Per esempio con la tecnologia, come fa Parigi, con dispositivi chiamati “meduse” per via della somiglianza che hanno con l’animale; si tratta di radar sonori dotati di telecamere multidirezionali con otto microfoni e sensori in grado di identificare le fonti di rumore e fotografare le targhe dei responsabili. Nel mirino sono soprattutto moto e scooter, a partire da quelli con sistemi di scarico modificati (illegalmente) per aumentare rumore e potenza. Nel 2023, Parigi inizierà a multare chi viola i livelli limite di rumore, ma anche altre città, come Nizza e Tolosa, parteciperanno alla campagna nazionale contro il rumore, frutto dell’approvazione nel 2019 di una legge sulla mobilità, che ha definito per la prima volta il rumore come vera e propria forma di inquinamento.
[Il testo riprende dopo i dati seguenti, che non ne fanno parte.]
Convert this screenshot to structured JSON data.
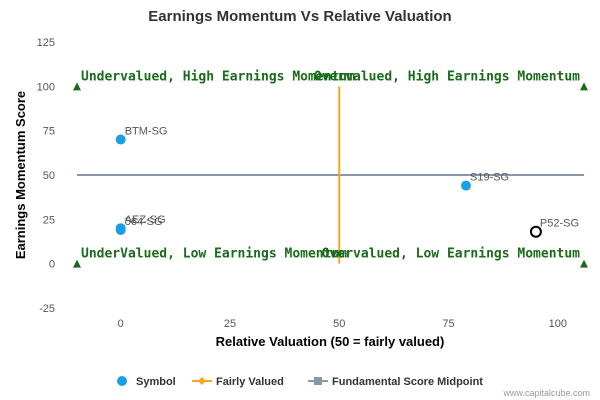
{
  "chart_data": {
    "type": "scatter",
    "title": "Earnings Momentum Vs Relative Valuation",
    "xlabel": "Relative Valuation (50 = fairly valued)",
    "ylabel": "Earnings Momentum Score",
    "xlim": [
      -10,
      106
    ],
    "ylim": [
      -25,
      125
    ],
    "x_ticks": [
      0,
      25,
      50,
      75,
      100
    ],
    "y_ticks": [
      -25,
      0,
      25,
      50,
      75,
      100,
      125
    ],
    "grid": false,
    "legend_position": "bottom",
    "series": [
      {
        "name": "Symbol",
        "color": "#1a9ee8",
        "points": [
          {
            "label": "BTM-SG",
            "x": 0,
            "y": 70
          },
          {
            "label": "AEZ-SG",
            "x": 0,
            "y": 20
          },
          {
            "label": "564-SG",
            "x": 0,
            "y": 19
          },
          {
            "label": "S19-SG",
            "x": 79,
            "y": 44
          },
          {
            "label": "P52-SG",
            "x": 95,
            "y": 18,
            "highlight": true
          }
        ]
      },
      {
        "name": "Fairly Valued",
        "color": "#f5a623",
        "orientation": "vertical",
        "x": 50
      },
      {
        "name": "Fundamental Score Midpoint",
        "color": "#8a97a6",
        "orientation": "horizontal",
        "y": 50
      }
    ],
    "quadrant_labels": [
      {
        "text": "Undervalued, High Earnings Momentum",
        "x": -10,
        "y": 100
      },
      {
        "text": "Overvalued, High Earnings Momentum",
        "x": 106,
        "y": 100
      },
      {
        "text": "UnderValued, Low Earnings Momentum",
        "x": -10,
        "y": 0
      },
      {
        "text": "Overvalued, Low Earnings Momentum",
        "x": 106,
        "y": 0
      }
    ],
    "quadrant_label_color": "#1a6b1a",
    "corner_markers": [
      {
        "x": -10,
        "y": 100
      },
      {
        "x": 106,
        "y": 100
      },
      {
        "x": -10,
        "y": 0
      },
      {
        "x": 106,
        "y": 0
      }
    ],
    "highlight_color": "#000000"
  },
  "credit": "www.capitalcube.com"
}
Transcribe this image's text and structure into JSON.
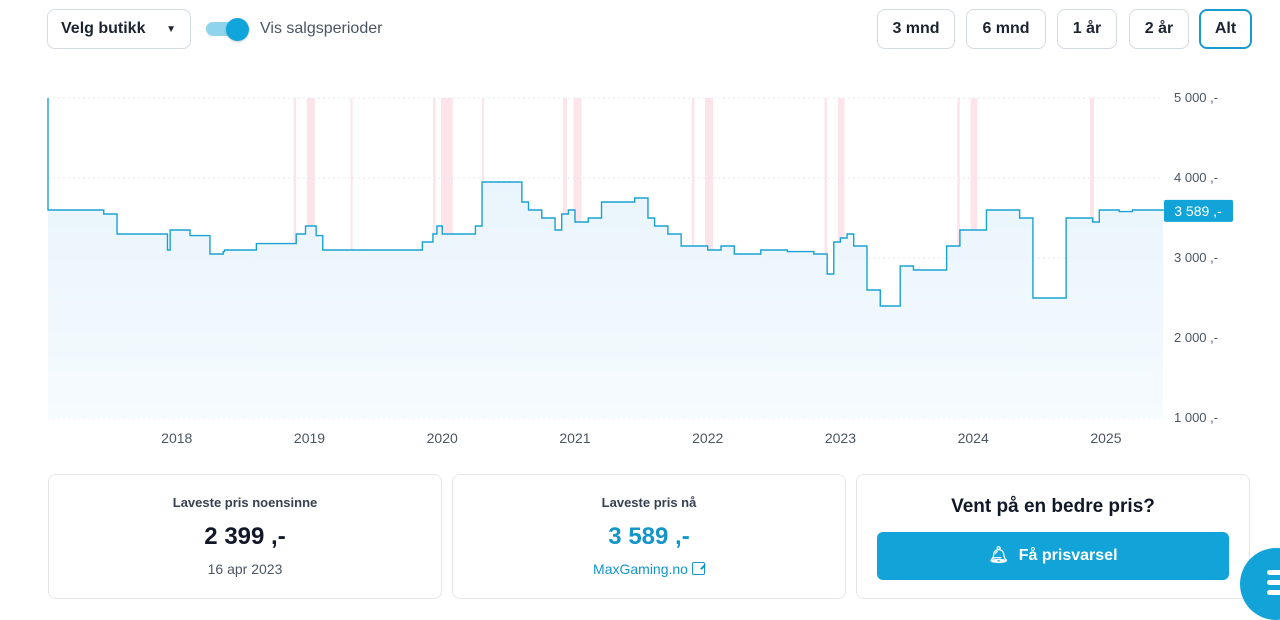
{
  "toolbar": {
    "store_select_label": "Velg butikk",
    "toggle_label": "Vis salgsperioder",
    "toggle_on": true,
    "ranges": [
      "3 mnd",
      "6 mnd",
      "1 år",
      "2 år",
      "Alt"
    ],
    "active_range": "Alt"
  },
  "chart_data": {
    "type": "line",
    "title": "",
    "xlabel": "",
    "ylabel": "",
    "x_ticks": [
      "2018",
      "2019",
      "2020",
      "2021",
      "2022",
      "2023",
      "2024",
      "2025"
    ],
    "y_ticks": [
      "5 000 ,-",
      "4 000 ,-",
      "3 000 ,-",
      "2 000 ,-",
      "1 000 ,-"
    ],
    "y_tick_values": [
      5000,
      4000,
      3000,
      2000,
      1000
    ],
    "ylim": [
      1000,
      5000
    ],
    "xlim": [
      2017.03,
      2025.43
    ],
    "current_price_label": "3 589 ,-",
    "current_price": 3589,
    "sale_periods": [
      [
        2018.88,
        2018.9
      ],
      [
        2018.98,
        2019.04
      ],
      [
        2019.31,
        2019.32
      ],
      [
        2019.93,
        2019.95
      ],
      [
        2019.99,
        2020.08
      ],
      [
        2020.3,
        2020.31
      ],
      [
        2020.91,
        2020.94
      ],
      [
        2020.99,
        2021.05
      ],
      [
        2021.88,
        2021.9
      ],
      [
        2021.98,
        2022.04
      ],
      [
        2022.88,
        2022.9
      ],
      [
        2022.98,
        2023.03
      ],
      [
        2023.88,
        2023.9
      ],
      [
        2023.98,
        2024.03
      ],
      [
        2024.88,
        2024.91
      ]
    ],
    "series": [
      {
        "name": "Pris",
        "x": [
          2017.03,
          2017.03,
          2017.35,
          2017.45,
          2017.55,
          2017.7,
          2017.9,
          2017.93,
          2017.95,
          2018.1,
          2018.25,
          2018.35,
          2018.36,
          2018.6,
          2018.9,
          2018.97,
          2019.05,
          2019.1,
          2019.3,
          2019.6,
          2019.85,
          2019.93,
          2019.96,
          2020.0,
          2020.1,
          2020.25,
          2020.3,
          2020.45,
          2020.6,
          2020.65,
          2020.75,
          2020.85,
          2020.9,
          2020.95,
          2021.0,
          2021.1,
          2021.2,
          2021.45,
          2021.55,
          2021.6,
          2021.7,
          2021.8,
          2021.9,
          2022.0,
          2022.1,
          2022.2,
          2022.4,
          2022.6,
          2022.8,
          2022.9,
          2022.95,
          2023.0,
          2023.05,
          2023.1,
          2023.2,
          2023.3,
          2023.45,
          2023.55,
          2023.8,
          2023.9,
          2024.1,
          2024.35,
          2024.45,
          2024.7,
          2024.9,
          2024.95,
          2025.1,
          2025.2,
          2025.43
        ],
        "y": [
          5000,
          3600,
          3600,
          3550,
          3300,
          3300,
          3300,
          3100,
          3350,
          3280,
          3050,
          3080,
          3100,
          3180,
          3300,
          3400,
          3280,
          3100,
          3100,
          3100,
          3200,
          3300,
          3400,
          3300,
          3300,
          3400,
          3950,
          3950,
          3700,
          3600,
          3500,
          3350,
          3550,
          3600,
          3450,
          3500,
          3700,
          3750,
          3500,
          3400,
          3300,
          3150,
          3150,
          3100,
          3150,
          3050,
          3100,
          3080,
          3050,
          2800,
          3200,
          3250,
          3300,
          3150,
          2600,
          2400,
          2900,
          2850,
          3150,
          3350,
          3600,
          3500,
          2500,
          3500,
          3450,
          3600,
          3580,
          3600,
          3589
        ]
      }
    ]
  },
  "cards": {
    "lowest_ever": {
      "title": "Laveste pris noensinne",
      "value": "2 399 ,-",
      "date": "16 apr 2023"
    },
    "lowest_now": {
      "title": "Laveste pris nå",
      "value": "3 589 ,-",
      "store": "MaxGaming.no"
    },
    "alert": {
      "title": "Vent på en bedre pris?",
      "button_label": "Få prisvarsel"
    }
  },
  "colors": {
    "accent": "#12a4d9",
    "line": "#1aa3d2",
    "sale_band": "#fde4ea",
    "fill": "#e8f4fb"
  }
}
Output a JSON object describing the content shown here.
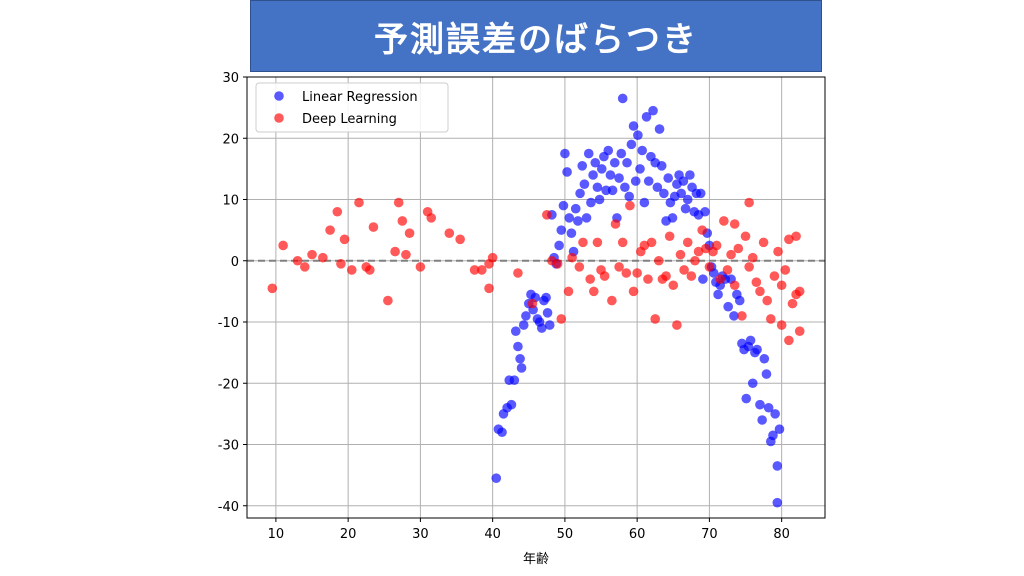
{
  "slide": {
    "title": "予測誤差のばらつき"
  },
  "colors": {
    "banner": "#4472c4",
    "linear": "#0000ff",
    "deep": "#ff0000",
    "zero_line": "#808080",
    "grid": "#b0b0b0"
  },
  "chart_data": {
    "type": "scatter",
    "title": "",
    "xlabel": "年齢",
    "ylabel": "",
    "xlim": [
      6,
      86
    ],
    "ylim": [
      -42,
      30
    ],
    "xticks": [
      10,
      20,
      30,
      40,
      50,
      60,
      70,
      80
    ],
    "yticks": [
      30,
      20,
      10,
      0,
      -10,
      -20,
      -30,
      -40
    ],
    "grid": true,
    "legend": "top-left",
    "reference_line": {
      "y": 0,
      "style": "dashed"
    },
    "series": [
      {
        "name": "Linear Regression",
        "color": "#0000ff",
        "points": [
          [
            40.5,
            -35.5
          ],
          [
            40.8,
            -27.5
          ],
          [
            41.3,
            -28
          ],
          [
            41.5,
            -25
          ],
          [
            42,
            -24
          ],
          [
            42.3,
            -19.5
          ],
          [
            42.6,
            -23.5
          ],
          [
            43,
            -19.5
          ],
          [
            43.2,
            -11.5
          ],
          [
            43.5,
            -14
          ],
          [
            43.8,
            -16
          ],
          [
            44,
            -17.5
          ],
          [
            44.3,
            -10.5
          ],
          [
            44.6,
            -9
          ],
          [
            45,
            -7
          ],
          [
            45.3,
            -5.5
          ],
          [
            45.6,
            -8
          ],
          [
            45.9,
            -6
          ],
          [
            46.2,
            -9.5
          ],
          [
            46.5,
            -10
          ],
          [
            46.8,
            -11
          ],
          [
            47.1,
            -6.5
          ],
          [
            47.4,
            -6
          ],
          [
            47.6,
            -8.5
          ],
          [
            47.9,
            -10.5
          ],
          [
            48.2,
            7.5
          ],
          [
            48.5,
            0.5
          ],
          [
            48.8,
            -0.5
          ],
          [
            49.2,
            2.5
          ],
          [
            49.5,
            5
          ],
          [
            49.8,
            9
          ],
          [
            50,
            17.5
          ],
          [
            50.3,
            14.5
          ],
          [
            50.6,
            7
          ],
          [
            50.9,
            4.5
          ],
          [
            51.2,
            1.5
          ],
          [
            51.5,
            8.5
          ],
          [
            51.8,
            6.5
          ],
          [
            52.1,
            11
          ],
          [
            52.4,
            15.5
          ],
          [
            52.7,
            12.5
          ],
          [
            53,
            7
          ],
          [
            53.3,
            17.5
          ],
          [
            53.6,
            9.5
          ],
          [
            53.9,
            14
          ],
          [
            54.2,
            16
          ],
          [
            54.5,
            12
          ],
          [
            54.8,
            10
          ],
          [
            55.1,
            15
          ],
          [
            55.4,
            17
          ],
          [
            55.7,
            11.5
          ],
          [
            56,
            18
          ],
          [
            56.3,
            14
          ],
          [
            56.6,
            11.5
          ],
          [
            56.9,
            16
          ],
          [
            57.2,
            7
          ],
          [
            57.5,
            13.5
          ],
          [
            57.8,
            17.5
          ],
          [
            58,
            26.5
          ],
          [
            58.3,
            12
          ],
          [
            58.6,
            16
          ],
          [
            58.9,
            10.5
          ],
          [
            59.2,
            19
          ],
          [
            59.5,
            22
          ],
          [
            59.8,
            13
          ],
          [
            60.1,
            20.5
          ],
          [
            60.4,
            15
          ],
          [
            60.7,
            18
          ],
          [
            61,
            9.5
          ],
          [
            61.3,
            23.5
          ],
          [
            61.6,
            13
          ],
          [
            61.9,
            17
          ],
          [
            62.2,
            24.5
          ],
          [
            62.5,
            16
          ],
          [
            62.8,
            12
          ],
          [
            63.1,
            21.5
          ],
          [
            63.4,
            15.5
          ],
          [
            63.7,
            11
          ],
          [
            64,
            6.5
          ],
          [
            64.3,
            13.5
          ],
          [
            64.6,
            9.5
          ],
          [
            64.9,
            7
          ],
          [
            65.2,
            10.5
          ],
          [
            65.5,
            12.5
          ],
          [
            65.8,
            14
          ],
          [
            66.1,
            11
          ],
          [
            66.4,
            13
          ],
          [
            66.7,
            8.5
          ],
          [
            67,
            10
          ],
          [
            67.3,
            14
          ],
          [
            67.6,
            12
          ],
          [
            67.9,
            8
          ],
          [
            68.2,
            11
          ],
          [
            68.5,
            7.5
          ],
          [
            68.8,
            11
          ],
          [
            69.1,
            -3
          ],
          [
            69.4,
            8
          ],
          [
            69.7,
            4.5
          ],
          [
            70,
            2.5
          ],
          [
            70.3,
            -1
          ],
          [
            70.6,
            -2
          ],
          [
            70.9,
            -3.5
          ],
          [
            71.2,
            -5.5
          ],
          [
            71.5,
            -4
          ],
          [
            71.8,
            -2.5
          ],
          [
            72.2,
            -3
          ],
          [
            72.6,
            -7.5
          ],
          [
            73,
            -3
          ],
          [
            73.4,
            -9
          ],
          [
            73.8,
            -5.5
          ],
          [
            74.2,
            -6.5
          ],
          [
            74.5,
            -13.5
          ],
          [
            74.8,
            -14.5
          ],
          [
            75.1,
            -22.5
          ],
          [
            75.4,
            -14
          ],
          [
            75.7,
            -13
          ],
          [
            76,
            -20
          ],
          [
            76.3,
            -15
          ],
          [
            76.6,
            -14.5
          ],
          [
            77,
            -23.5
          ],
          [
            77.3,
            -26
          ],
          [
            77.6,
            -16
          ],
          [
            77.9,
            -18.5
          ],
          [
            78.2,
            -24
          ],
          [
            78.5,
            -29.5
          ],
          [
            78.8,
            -28.5
          ],
          [
            79.1,
            -25
          ],
          [
            79.4,
            -33.5
          ],
          [
            79.4,
            -39.5
          ],
          [
            79.7,
            -27.5
          ]
        ]
      },
      {
        "name": "Deep Learning",
        "color": "#ff0000",
        "points": [
          [
            9.5,
            -4.5
          ],
          [
            11,
            2.5
          ],
          [
            13,
            0
          ],
          [
            14,
            -1
          ],
          [
            15,
            1
          ],
          [
            16.5,
            0.5
          ],
          [
            17.5,
            5
          ],
          [
            18.5,
            8
          ],
          [
            19,
            -0.5
          ],
          [
            19.5,
            3.5
          ],
          [
            20.5,
            -1.5
          ],
          [
            21.5,
            9.5
          ],
          [
            22.5,
            -1
          ],
          [
            23,
            -1.5
          ],
          [
            23.5,
            5.5
          ],
          [
            25.5,
            -6.5
          ],
          [
            26.5,
            1.5
          ],
          [
            27,
            9.5
          ],
          [
            27.5,
            6.5
          ],
          [
            28,
            1
          ],
          [
            28.5,
            4.5
          ],
          [
            30,
            -1
          ],
          [
            31,
            8
          ],
          [
            31.5,
            7
          ],
          [
            34,
            4.5
          ],
          [
            35.5,
            3.5
          ],
          [
            37.5,
            -1.5
          ],
          [
            38.5,
            -1.5
          ],
          [
            39.5,
            -0.5
          ],
          [
            39.5,
            -4.5
          ],
          [
            40,
            0.5
          ],
          [
            43.5,
            -2
          ],
          [
            45.5,
            -7
          ],
          [
            47.5,
            7.5
          ],
          [
            48.2,
            0
          ],
          [
            49,
            -0.5
          ],
          [
            49.5,
            -9.5
          ],
          [
            50.5,
            -5
          ],
          [
            51,
            0.5
          ],
          [
            52,
            -1
          ],
          [
            52.5,
            3
          ],
          [
            53.5,
            -3
          ],
          [
            54,
            -5
          ],
          [
            54.5,
            3
          ],
          [
            55,
            -1.5
          ],
          [
            55.5,
            -2.5
          ],
          [
            56.5,
            -6.5
          ],
          [
            57,
            6
          ],
          [
            57.5,
            -1
          ],
          [
            58,
            3
          ],
          [
            58.5,
            -2
          ],
          [
            59,
            9
          ],
          [
            59.5,
            -5
          ],
          [
            60,
            -2
          ],
          [
            60.5,
            1.5
          ],
          [
            61,
            2.5
          ],
          [
            61.5,
            -3
          ],
          [
            62,
            3
          ],
          [
            62.5,
            -9.5
          ],
          [
            63,
            0
          ],
          [
            63.5,
            -3
          ],
          [
            64,
            -2.5
          ],
          [
            64.5,
            4
          ],
          [
            65,
            -4
          ],
          [
            65.5,
            -10.5
          ],
          [
            66,
            1
          ],
          [
            66.5,
            -1.5
          ],
          [
            67,
            3
          ],
          [
            67.5,
            -2.5
          ],
          [
            68,
            0
          ],
          [
            68.5,
            1.5
          ],
          [
            69,
            5
          ],
          [
            69.5,
            2
          ],
          [
            70,
            -1
          ],
          [
            70.5,
            1.5
          ],
          [
            71,
            2.5
          ],
          [
            71.5,
            -3
          ],
          [
            72,
            6.5
          ],
          [
            72.5,
            -1.5
          ],
          [
            73,
            1
          ],
          [
            73.5,
            -4
          ],
          [
            73.5,
            6
          ],
          [
            74,
            2
          ],
          [
            74.5,
            -9
          ],
          [
            75,
            4
          ],
          [
            75.5,
            9.5
          ],
          [
            75.5,
            -1
          ],
          [
            76,
            0.5
          ],
          [
            76.5,
            -3.5
          ],
          [
            77,
            -5
          ],
          [
            77.5,
            3
          ],
          [
            78,
            -6.5
          ],
          [
            78.5,
            -9.5
          ],
          [
            79,
            -2.5
          ],
          [
            79.5,
            1.5
          ],
          [
            80,
            -4
          ],
          [
            80,
            -10.5
          ],
          [
            80.5,
            -1.5
          ],
          [
            81,
            -13
          ],
          [
            81,
            3.5
          ],
          [
            81.5,
            -7
          ],
          [
            82,
            -5.5
          ],
          [
            82,
            4
          ],
          [
            82.5,
            -11.5
          ],
          [
            82.5,
            -5
          ]
        ]
      }
    ]
  }
}
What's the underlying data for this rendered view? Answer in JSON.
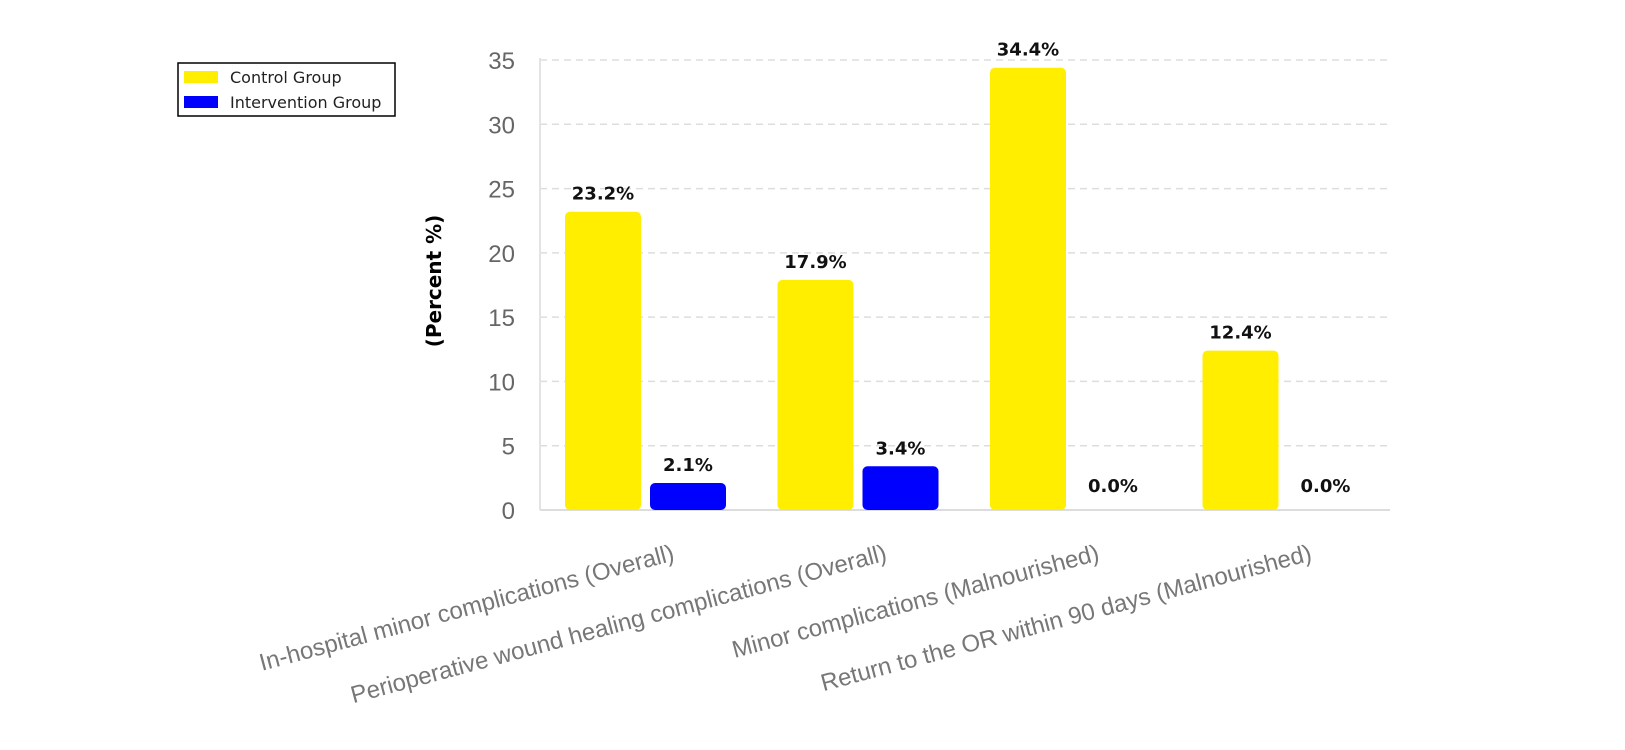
{
  "chart_data": {
    "type": "bar",
    "title": "",
    "xlabel": "",
    "ylabel": "(Percent %)",
    "ylim": [
      0,
      35
    ],
    "yticks": [
      0,
      5,
      10,
      15,
      20,
      25,
      30,
      35
    ],
    "grid": true,
    "legend_position": "top-left",
    "categories": [
      "In-hospital minor complications (Overall)",
      "Perioperative wound healing complications (Overall)",
      "Minor complications (Malnourished)",
      "Return to the OR within 90 days (Malnourished)"
    ],
    "series": [
      {
        "name": "Control Group",
        "color": "#ffee00",
        "values": [
          23.2,
          17.9,
          34.4,
          12.4
        ],
        "labels": [
          "23.2%",
          "17.9%",
          "34.4%",
          "12.4%"
        ]
      },
      {
        "name": "Intervention Group",
        "color": "#0000ff",
        "values": [
          2.1,
          3.4,
          0.0,
          0.0
        ],
        "labels": [
          "2.1%",
          "3.4%",
          "0.0%",
          "0.0%"
        ]
      }
    ]
  }
}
App e smart mobility per fare ognuno la propria parte

Le difficoltà e i fallimenti dei precedenti test di sistemi anti-rumore in giro per il mondo hanno spinto aziende e università a collaborare, come fatto dal Dipartimento per la protezione ambientale di New York insieme alla New York University, distribuendo nei quartieri residenziali 30 sensori per la trasmissione in tempo reale dei dati sui decibel registrati nella zona che consentono di identificare le fonte del rumore e, quindi, agire di conseguenza. Con questo sistema, poi, viene anche fornita un’app per i cittadini che vengono così coinvolti, diventando partecipi della raccolta e del monitoraggio.

Sistemi tecnologici come questi possono essere efficaci strumenti di valutazione, da usare a breve termine per attuare interventi mirati, come la modifica dei semafori per dare la precedenza alle corsie più trafficate e quindi rumorose, ottimizzando il flusso dei veicoli e minimizzando il rumore, migliorando anche la viabilità. L’integrazione della raccolta di dati con i sistemi di intelligenza artificiale può fare la differenza nella lotta al rumore, coinvolgendo anche la popolazione, a cui i dati possono essere messi a disposizione, in un’ottica di trasparenza e collaborazione.

In parallelo, è necessario incentivare i mezzi della mobilità dolce e pulita, a partire dalle biciclette, ma anche i mezzi di trasporto pubblico urbano, da promuovere in integrazione con la mobilità ibrida ed elettrica, in particolare monopattini e scooter. La mobilità elettrica, infatti, produce molto meno rumore – tanto da avere, in alcuni casi, la necessità opposta, cioè quella di doversi rendere riconoscibili – ed è un’ottima soluzione per muoversi in quartieri densamente abitati o vicino a istituti, come scuole, ospedali o RSA, dove il rumore compromette enormemente la qualità della vivibilità. Si tratta di strumenti indispensabili per realizzare smart city che garantiscano una mobilità sostenibile da tutti i punti di vista, udito compreso.